In this, and other moments, he’s just a good guy who suffered a lot and had a hell of a scare, and is grabbing on to everything he can. You might be wondering what I mean by that, so it requires explaining (see dictionary: exonerated) that the reason the plumber passed the window is because that’s where the new drainpipe emerged from the house. See, Rodney only rerouted the plumbing to save money on what he perceived would be more frequent bills to have the septic tank pumped. Crazy, right? Because of the frequency of showers with large parties staying on the premises regularly, year-round.
So grabbing, greedily, like when a child has his sucker taken away. That’s what it looked liked. It’s probably fright. That’s a speculation, yes. But some of the things he loved doing I also loved doing, and I cannot imagine, for example, the loss I’d feel if I couldn’t play tennis the way I’m accustomed to playing. By which I just mean, what it does for my mental and spiritual health. Same with riding my bike. And cycling, by the way, is one of those things that I got into mostly because my big brother was into it. There was an affectionate, admiring quality to it, when I took it on, after college. But soon it became my own, commuting to jobs on a 14-pound mountain bike, etc. Or, perhaps, because riding bikes was something Rodney and I had done together as boys, back when we were 20, 22 (lifetimes ago, in COVID years) we could converse about our pursuits of pleasurable, interesting rides, and the quest to get lost and crack some puzzle about county highways. Anyway, I digress.

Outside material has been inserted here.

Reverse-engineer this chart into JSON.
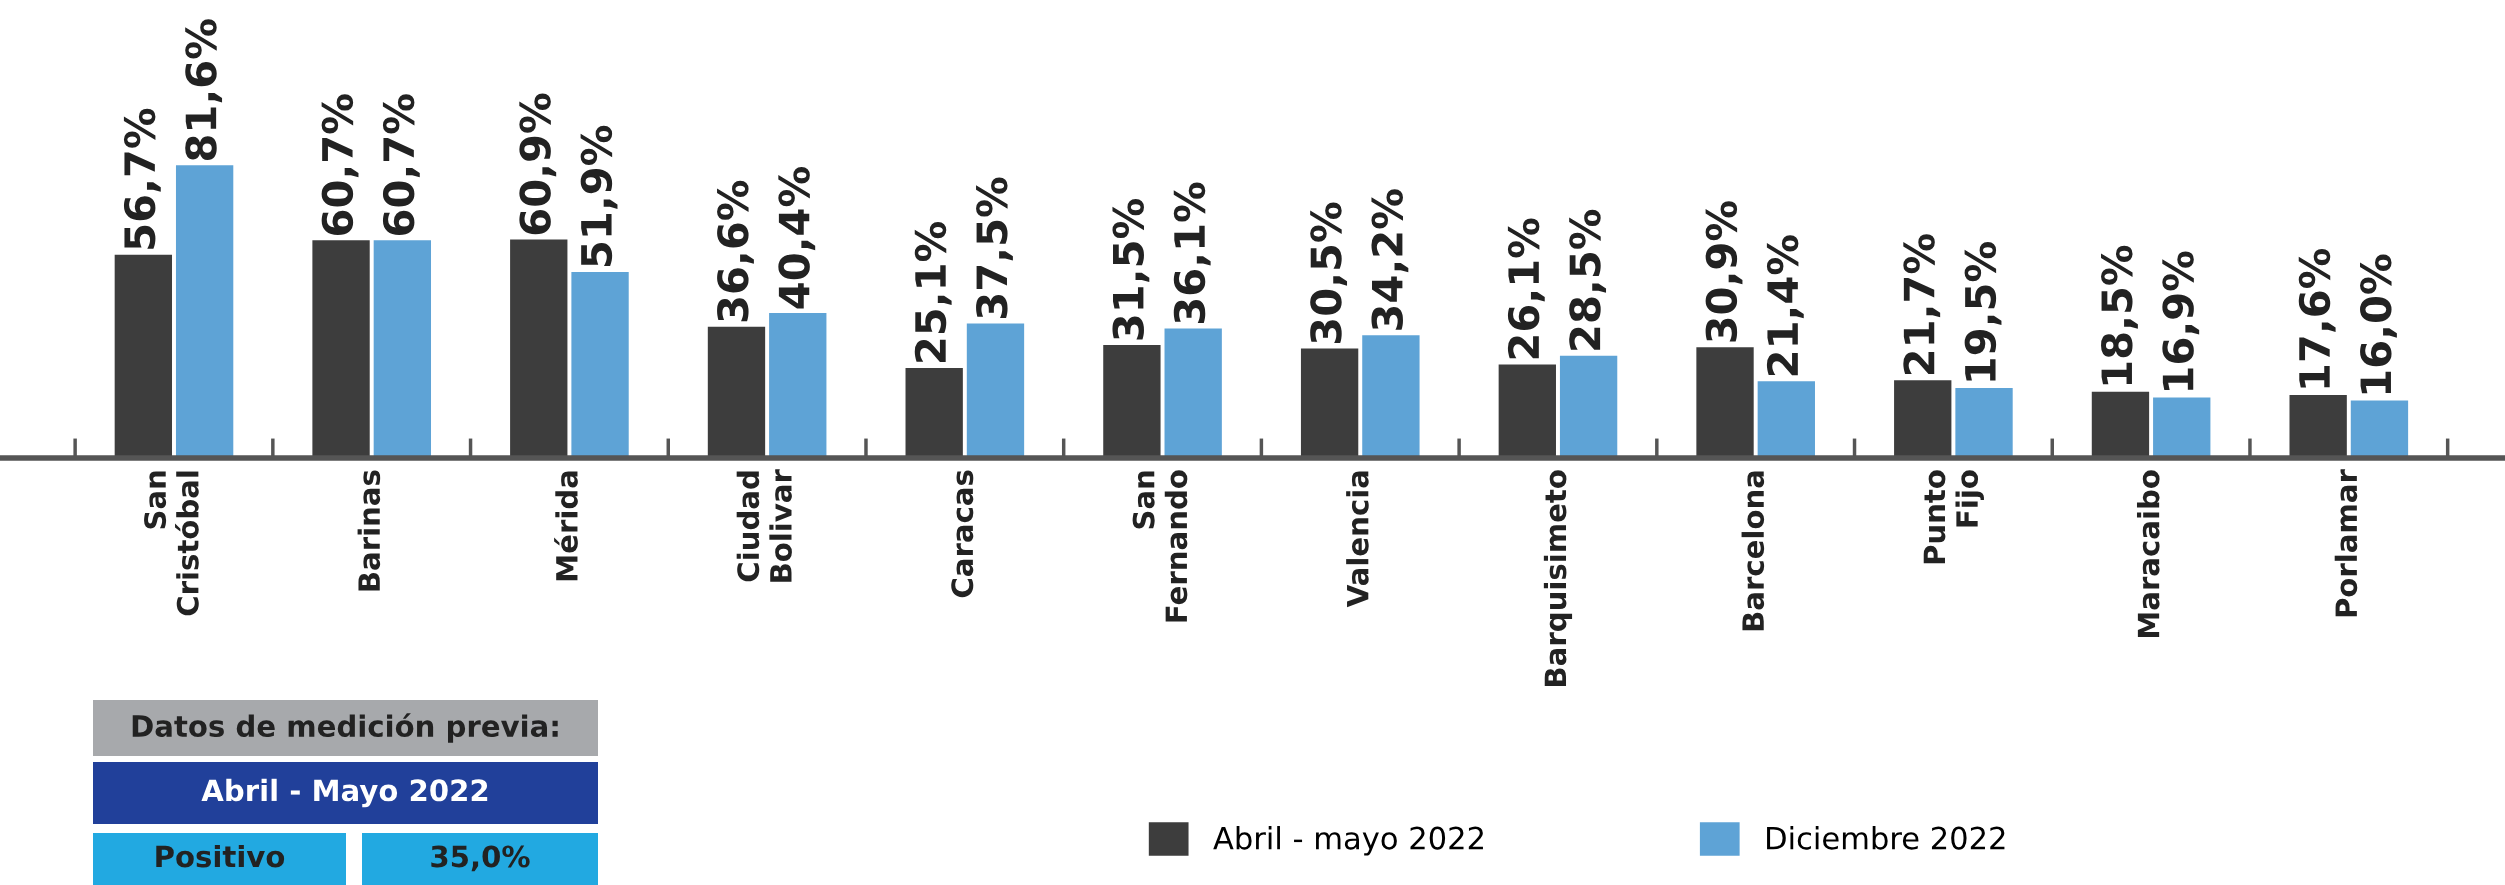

It’s all about the forgiveness. If he wants to be grateful in the direction of Jesus, that’s his right. Lend him bend iron however he wants.
[1] This morning my basement was watery to 14 inches, a new record. I have a nice data set of measurements of water depth, and corresponding dates. Now the good news is that since I’ve been in this house starting in 2016, there has been standing water in this basement 3 times. It’s presently 2021, so that’s 5 years, so not quite once per year. However, we can easily anticipate that these types of storms will be more frequent in the immediate future. Thanks for indulging this highly unspecific analysis in the realm of climatology. This footnote is dedicated to the memory of David Foster Wallace.